Nas civilizações antigas, a dor era associada ao misticismo, à presença de demônios. Por isso mesmo, seu alívio era uma responsabilidade de feiticeiros e sacerdotes, que recorriam à ritos, procedimentos com caráter cerimonial e ao uso de plantas para livrar os que sofriam desse mal.
Para Aristóteles e Platão, tanto a dor quanto o prazer eram emoções, manifestações da alma. Hipócrates afirmava que a dor era uma resposta a um desequilíbrio dos fluidos vitais do corpo. Durante a Idade Média, à dor conferiu-se um aspecto externo, uma forma de Deus punir e reafirmar a fé dos homens, e sua cura se dava através da oração. Leonardo da Vinci foi um dos que associaram a dor ao cérebro, propondo, inclusive, o papel da espinha dorsal na transmissão ao cérebro.
René Descartes, em 1664, foi pioneiro em sistematizar a dor.
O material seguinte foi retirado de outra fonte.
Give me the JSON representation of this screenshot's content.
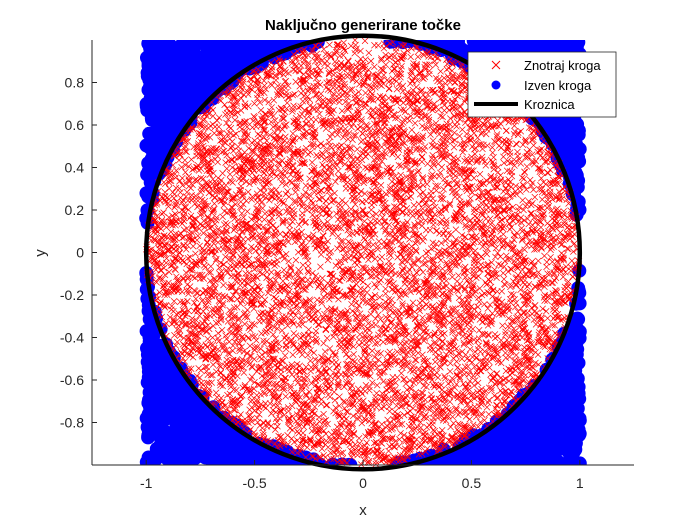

O filósofo via o corpo humano como uma máquina. Descreveu que, ao encostar o pé em uma chama acesa, as partículas de calor penetravam por nossa pele e eram levadas até o nosso cérebro através de um fio condutor. No cérebro, abriam uma cavidade e liberavam os espíritos animais, que iam até os músculos, gerando o movimento necessário para afastar a perna da causa da dor.
É interessante notar, através dessa breve recapitulação, como a dor, uma experiência sensorial misteriosa e incompreendida, começou a ser sistematicamente entendida e associada à anatomia e à fisiologia do organismo. Os sacerdotes das civilizações antigas viam a dor como causada pelos demônios, os religioso medievais como uma punição infligida por um deus, enquanto os estudiosos da pré-renascença e do renascimento em si começavam a associá-la a processos e mecanismos corporais ainda não totalmente esclarecidos à época. O próprio Descartes comparava a dor com o soar de um sino.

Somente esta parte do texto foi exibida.